O esôfago é um canal é um canal que liga a boca ao estômago, ainda forma também uma espécie de “válvula” que impede que o conteúdo do estômago volte à boca. Quando ocorre uma alteração no esôfago que faz com que ele eleve-se 2-3 cm, o estômago é elevado prejudicando a válvula do esfíncter. Os pacientes de refluxo sentem geralmente azia, que pode chegar a ser tão forte a ser confundida como uma dor no peito e até uma falsa impressão de infarto. Pode ocorrer salivação excessiva, desconforto na garganta, sensação de amargor e percepção de retorno do conteúdo estomacal à boca (náuseas ou vômito). Os bebês nos primeiros meses de vida, também podem sofrer de refluxo, levando-os ao retorno das mamadas.
O estômago produz cerca de três litros de suco gástrico por dia.
Alterações gástricas ocorrem pelas bactérias Helicobacter pilory e é reconhecida como um agente causador da gastrite crônico, úlcera péptica gástrica e duodenal. O contato com essa bactéria se dá principalmente através de alimentos contaminados pela mesma.
Vários estudos têm evidenciado que a cavidade bucal atua como um reservatório desta bactéria, favorecendo uma retroalimentação da mesma no trato gástrico.
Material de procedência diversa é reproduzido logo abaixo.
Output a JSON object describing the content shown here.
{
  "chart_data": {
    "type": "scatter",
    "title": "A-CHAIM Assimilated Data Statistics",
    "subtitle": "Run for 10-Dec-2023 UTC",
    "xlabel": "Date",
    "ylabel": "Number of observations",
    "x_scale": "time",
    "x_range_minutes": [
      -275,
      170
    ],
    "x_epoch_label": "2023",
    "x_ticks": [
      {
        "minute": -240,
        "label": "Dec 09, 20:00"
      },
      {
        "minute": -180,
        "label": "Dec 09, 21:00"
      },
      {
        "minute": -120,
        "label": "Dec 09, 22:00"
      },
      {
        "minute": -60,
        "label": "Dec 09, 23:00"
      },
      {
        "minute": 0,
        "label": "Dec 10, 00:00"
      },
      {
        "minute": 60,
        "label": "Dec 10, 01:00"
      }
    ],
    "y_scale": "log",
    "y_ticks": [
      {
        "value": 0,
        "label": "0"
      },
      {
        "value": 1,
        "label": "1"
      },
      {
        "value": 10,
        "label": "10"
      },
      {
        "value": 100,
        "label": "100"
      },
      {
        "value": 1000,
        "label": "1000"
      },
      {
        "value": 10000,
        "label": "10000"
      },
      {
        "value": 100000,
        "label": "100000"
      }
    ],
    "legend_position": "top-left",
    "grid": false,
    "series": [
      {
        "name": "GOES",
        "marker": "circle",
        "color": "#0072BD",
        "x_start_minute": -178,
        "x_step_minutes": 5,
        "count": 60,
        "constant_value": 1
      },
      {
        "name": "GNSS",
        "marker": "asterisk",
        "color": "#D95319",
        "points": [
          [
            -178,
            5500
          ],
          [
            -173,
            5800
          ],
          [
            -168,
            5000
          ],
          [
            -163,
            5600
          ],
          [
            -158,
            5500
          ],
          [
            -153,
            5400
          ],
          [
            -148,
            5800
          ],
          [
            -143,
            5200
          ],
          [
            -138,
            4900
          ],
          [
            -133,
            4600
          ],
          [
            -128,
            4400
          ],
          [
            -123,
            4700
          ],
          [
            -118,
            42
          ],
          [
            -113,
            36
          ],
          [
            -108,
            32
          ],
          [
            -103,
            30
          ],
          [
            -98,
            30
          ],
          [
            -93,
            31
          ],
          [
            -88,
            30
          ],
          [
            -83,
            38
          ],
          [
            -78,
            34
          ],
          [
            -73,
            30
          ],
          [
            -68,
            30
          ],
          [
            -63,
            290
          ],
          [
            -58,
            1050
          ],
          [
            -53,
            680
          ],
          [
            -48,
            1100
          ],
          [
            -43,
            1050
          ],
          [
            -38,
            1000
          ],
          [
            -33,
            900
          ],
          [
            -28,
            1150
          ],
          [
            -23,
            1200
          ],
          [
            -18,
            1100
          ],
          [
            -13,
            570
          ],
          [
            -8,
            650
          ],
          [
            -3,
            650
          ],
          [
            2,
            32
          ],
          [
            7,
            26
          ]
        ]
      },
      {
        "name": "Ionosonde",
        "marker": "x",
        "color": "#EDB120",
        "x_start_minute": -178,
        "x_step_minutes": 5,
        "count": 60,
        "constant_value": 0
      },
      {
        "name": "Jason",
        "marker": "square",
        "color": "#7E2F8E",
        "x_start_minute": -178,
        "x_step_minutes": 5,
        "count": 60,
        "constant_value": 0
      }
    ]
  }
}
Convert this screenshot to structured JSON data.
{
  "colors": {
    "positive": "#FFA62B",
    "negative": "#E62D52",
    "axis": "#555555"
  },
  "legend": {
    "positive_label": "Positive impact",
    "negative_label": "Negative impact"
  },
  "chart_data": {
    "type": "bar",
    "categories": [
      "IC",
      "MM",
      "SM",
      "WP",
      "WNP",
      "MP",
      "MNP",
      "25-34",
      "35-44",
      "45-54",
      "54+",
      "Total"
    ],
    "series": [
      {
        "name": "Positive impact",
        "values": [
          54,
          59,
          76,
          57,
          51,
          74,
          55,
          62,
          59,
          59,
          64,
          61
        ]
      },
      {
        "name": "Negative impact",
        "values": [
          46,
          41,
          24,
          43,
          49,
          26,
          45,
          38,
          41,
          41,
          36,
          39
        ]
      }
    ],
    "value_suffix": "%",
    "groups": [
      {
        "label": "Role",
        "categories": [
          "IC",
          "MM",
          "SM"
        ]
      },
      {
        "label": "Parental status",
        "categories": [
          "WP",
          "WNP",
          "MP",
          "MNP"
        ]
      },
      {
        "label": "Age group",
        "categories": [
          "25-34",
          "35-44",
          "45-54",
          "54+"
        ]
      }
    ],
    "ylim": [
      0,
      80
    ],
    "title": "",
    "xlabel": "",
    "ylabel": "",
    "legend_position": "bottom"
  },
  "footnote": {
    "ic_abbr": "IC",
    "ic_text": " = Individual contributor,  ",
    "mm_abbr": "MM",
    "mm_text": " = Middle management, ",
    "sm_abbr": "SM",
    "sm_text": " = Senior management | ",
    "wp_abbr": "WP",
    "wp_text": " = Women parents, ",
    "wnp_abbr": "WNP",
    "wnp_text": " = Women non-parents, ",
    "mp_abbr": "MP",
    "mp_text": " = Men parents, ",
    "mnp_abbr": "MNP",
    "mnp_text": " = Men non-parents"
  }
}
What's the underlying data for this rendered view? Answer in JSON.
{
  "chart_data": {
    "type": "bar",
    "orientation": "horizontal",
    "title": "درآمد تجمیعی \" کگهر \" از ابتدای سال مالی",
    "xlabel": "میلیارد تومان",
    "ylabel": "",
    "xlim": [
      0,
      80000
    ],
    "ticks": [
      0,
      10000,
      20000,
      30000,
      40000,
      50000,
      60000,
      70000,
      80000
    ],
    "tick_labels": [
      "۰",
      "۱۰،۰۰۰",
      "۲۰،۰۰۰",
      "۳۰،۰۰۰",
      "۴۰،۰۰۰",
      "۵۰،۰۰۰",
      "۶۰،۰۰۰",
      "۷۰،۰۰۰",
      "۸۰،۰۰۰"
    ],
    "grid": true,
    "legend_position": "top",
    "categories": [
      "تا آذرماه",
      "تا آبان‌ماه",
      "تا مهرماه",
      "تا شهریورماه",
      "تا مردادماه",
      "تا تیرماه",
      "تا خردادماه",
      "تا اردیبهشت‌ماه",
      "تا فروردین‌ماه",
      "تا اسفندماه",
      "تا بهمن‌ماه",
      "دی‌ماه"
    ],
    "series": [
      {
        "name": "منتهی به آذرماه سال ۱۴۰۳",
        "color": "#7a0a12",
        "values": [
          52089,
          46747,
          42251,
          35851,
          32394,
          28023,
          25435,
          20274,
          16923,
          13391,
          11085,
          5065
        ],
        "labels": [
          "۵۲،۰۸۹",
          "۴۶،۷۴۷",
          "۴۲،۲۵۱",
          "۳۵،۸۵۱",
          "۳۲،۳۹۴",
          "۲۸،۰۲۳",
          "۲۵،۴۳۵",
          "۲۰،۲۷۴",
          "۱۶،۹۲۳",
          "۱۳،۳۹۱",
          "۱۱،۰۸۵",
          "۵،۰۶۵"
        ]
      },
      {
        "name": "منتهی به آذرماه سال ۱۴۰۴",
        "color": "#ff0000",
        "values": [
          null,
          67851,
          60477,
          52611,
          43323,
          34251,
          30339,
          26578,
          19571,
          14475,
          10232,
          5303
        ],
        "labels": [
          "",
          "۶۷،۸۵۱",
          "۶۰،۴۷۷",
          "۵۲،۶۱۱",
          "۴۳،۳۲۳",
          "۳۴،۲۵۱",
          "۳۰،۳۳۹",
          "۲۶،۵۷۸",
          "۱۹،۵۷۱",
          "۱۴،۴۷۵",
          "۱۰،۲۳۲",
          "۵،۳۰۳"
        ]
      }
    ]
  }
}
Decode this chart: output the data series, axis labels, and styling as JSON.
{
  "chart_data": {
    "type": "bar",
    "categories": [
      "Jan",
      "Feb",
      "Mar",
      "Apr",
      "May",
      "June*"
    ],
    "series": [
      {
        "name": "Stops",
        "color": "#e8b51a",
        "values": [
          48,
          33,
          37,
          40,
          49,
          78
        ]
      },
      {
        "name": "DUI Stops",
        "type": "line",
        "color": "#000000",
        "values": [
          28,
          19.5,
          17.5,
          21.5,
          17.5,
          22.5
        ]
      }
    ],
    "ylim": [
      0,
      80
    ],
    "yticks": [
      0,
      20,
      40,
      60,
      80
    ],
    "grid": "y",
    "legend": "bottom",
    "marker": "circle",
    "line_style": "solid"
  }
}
A presença desta bactéria na placa dental é de 38% dos pacientes examinados.
A saúde do coração começa pela boca...
As doenças cardiovasculares afetam milhões de brasileiros e é a segunda causa de mortes no país.
40% dos pacientes atendidos em diversos Institutos do Coração, com endocardite bacteriana, apresentam má higiene bucal. Pessoas com doença periodontal são duas vezes mais susceptíveis a doenças cardíacas do que aquelas com gengivas saudáveis.
Durante o tratamento gengival, as bactérias causadoras de doenças periodontais podem alcançar a corrente sanguínea e colocar o paciente em risco.